I Will Buy a Ticket to the Georgia-Michigan Game with My Social Security Check
Dang the luck!
It has been brought to my attention through a diary by Sean Yuille of Michigan Sports Center and Pride of Detroit fame (and mentioned, as well, in a reader comment) that Michigan and Notre Dame have agreed to a 20-year contract extension, thus perpetuating the series without interruption from now through 2031.
Although Sean isn't any more thrilled about this than I am, at least Sean has the benefit of being a few years younger than I am. The newly-renewed deal between the Maize and Blue and the Fighting Irish will expire after the football season during which I will celebrate my 63rd birthday.
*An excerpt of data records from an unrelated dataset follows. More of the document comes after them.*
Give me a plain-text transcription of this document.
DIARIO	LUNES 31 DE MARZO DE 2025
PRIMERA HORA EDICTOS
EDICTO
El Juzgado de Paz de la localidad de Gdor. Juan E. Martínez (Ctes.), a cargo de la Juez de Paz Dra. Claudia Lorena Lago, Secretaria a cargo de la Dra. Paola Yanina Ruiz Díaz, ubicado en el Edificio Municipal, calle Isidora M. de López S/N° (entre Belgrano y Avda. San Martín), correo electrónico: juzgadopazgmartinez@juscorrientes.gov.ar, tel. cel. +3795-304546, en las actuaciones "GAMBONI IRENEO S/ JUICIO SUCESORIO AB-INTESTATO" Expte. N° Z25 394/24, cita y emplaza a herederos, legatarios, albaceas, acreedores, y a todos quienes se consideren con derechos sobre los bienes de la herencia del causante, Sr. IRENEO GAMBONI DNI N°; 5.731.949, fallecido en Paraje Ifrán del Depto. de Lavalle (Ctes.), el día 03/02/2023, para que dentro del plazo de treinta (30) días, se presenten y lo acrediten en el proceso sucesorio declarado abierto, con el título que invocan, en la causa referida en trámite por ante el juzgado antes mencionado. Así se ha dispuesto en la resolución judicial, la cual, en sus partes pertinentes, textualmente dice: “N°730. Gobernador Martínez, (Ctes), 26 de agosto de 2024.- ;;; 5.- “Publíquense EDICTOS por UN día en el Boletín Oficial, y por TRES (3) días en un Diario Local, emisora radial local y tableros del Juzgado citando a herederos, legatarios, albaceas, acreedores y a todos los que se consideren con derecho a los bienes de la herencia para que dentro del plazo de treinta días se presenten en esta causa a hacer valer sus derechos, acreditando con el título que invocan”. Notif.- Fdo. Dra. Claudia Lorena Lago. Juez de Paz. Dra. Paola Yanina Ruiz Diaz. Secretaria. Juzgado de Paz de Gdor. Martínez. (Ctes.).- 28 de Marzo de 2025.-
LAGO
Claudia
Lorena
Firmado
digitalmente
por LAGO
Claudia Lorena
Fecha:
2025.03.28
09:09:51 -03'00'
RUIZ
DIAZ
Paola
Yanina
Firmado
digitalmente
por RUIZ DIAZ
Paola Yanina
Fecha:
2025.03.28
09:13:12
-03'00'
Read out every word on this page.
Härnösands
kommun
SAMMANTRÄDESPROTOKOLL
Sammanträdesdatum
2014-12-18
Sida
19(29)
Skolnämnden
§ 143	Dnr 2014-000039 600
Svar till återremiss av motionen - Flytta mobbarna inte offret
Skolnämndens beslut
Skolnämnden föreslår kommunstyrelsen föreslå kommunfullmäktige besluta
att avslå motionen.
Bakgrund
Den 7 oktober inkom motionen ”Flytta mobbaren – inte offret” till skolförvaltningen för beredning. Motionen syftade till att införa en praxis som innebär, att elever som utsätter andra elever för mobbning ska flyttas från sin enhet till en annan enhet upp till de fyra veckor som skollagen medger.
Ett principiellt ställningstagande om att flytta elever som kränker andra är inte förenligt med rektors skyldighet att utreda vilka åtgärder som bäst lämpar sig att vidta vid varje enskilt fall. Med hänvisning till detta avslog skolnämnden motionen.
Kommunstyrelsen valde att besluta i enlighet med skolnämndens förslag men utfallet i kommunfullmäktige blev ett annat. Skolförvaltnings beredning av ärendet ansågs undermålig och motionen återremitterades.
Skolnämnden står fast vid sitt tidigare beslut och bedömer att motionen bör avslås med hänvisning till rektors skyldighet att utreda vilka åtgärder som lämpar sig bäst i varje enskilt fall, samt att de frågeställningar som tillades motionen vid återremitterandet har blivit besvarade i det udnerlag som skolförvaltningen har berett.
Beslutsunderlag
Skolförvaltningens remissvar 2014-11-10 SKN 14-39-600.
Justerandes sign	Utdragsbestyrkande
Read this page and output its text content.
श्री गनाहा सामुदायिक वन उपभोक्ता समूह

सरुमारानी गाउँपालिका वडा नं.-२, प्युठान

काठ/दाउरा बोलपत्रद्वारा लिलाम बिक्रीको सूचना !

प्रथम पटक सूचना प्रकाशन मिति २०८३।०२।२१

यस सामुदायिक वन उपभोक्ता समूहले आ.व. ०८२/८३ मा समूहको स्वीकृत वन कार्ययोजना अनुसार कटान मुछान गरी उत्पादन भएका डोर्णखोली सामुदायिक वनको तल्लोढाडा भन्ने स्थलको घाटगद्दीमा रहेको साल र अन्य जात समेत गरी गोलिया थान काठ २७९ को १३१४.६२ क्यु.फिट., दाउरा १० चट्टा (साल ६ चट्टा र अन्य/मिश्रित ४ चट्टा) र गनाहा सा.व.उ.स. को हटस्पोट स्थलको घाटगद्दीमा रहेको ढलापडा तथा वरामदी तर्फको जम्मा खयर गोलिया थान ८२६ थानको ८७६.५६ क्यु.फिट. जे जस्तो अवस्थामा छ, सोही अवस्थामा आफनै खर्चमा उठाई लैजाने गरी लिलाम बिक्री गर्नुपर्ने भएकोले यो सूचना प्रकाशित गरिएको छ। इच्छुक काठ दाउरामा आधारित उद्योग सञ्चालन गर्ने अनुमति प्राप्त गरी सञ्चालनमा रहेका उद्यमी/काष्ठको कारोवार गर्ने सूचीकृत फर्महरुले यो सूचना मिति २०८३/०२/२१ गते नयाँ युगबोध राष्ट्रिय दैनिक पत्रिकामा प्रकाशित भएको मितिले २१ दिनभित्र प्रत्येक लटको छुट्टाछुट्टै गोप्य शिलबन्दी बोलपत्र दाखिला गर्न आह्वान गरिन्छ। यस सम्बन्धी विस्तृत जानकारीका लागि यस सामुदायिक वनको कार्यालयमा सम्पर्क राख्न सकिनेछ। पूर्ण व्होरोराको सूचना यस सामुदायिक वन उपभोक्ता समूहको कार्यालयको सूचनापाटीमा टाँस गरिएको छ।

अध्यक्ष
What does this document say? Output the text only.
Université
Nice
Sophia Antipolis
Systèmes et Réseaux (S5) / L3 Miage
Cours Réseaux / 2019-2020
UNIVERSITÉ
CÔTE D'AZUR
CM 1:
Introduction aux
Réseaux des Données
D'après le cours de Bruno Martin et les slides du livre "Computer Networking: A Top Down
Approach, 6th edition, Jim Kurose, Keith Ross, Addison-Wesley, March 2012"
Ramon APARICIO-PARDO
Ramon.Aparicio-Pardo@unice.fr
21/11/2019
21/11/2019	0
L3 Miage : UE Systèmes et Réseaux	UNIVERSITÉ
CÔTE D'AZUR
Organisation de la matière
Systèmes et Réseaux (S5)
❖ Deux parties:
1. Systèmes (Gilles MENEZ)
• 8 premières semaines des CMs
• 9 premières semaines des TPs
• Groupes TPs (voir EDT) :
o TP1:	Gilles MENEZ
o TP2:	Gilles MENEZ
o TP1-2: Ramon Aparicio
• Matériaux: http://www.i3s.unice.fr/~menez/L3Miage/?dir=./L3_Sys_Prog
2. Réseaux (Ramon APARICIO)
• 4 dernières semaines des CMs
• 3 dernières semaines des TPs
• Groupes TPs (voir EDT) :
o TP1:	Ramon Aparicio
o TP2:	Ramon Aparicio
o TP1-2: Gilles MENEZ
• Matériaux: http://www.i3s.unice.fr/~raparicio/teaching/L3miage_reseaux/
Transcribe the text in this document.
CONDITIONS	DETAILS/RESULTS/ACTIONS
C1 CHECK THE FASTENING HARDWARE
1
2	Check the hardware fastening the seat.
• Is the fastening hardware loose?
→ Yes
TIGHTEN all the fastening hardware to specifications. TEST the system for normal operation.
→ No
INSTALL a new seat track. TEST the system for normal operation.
The fact that Michigan athletic director Bill Martin cited the Notre Dame series as a major reason for declining to entertain Damon Evans's overtures, coupled with the general tendency of Big Ten teams to eschew regular-season matchups with S.E.C. opponents, pretty much torpedoes any chance of a home-and-home series between the Bulldogs and the Wolverines anytime soon.
I'm tentatively inclined to begin fighting the good fight once more when the time comes to start making out the 2032 slate, but, by that time, a legitimate question may have arisen. Will we still need them, will we want to beat them, when I'm 64?
For more reaction, please see Maize 'n' Brew, MGoBlog, and Rakes of Mallow.
Go 'Dawgs!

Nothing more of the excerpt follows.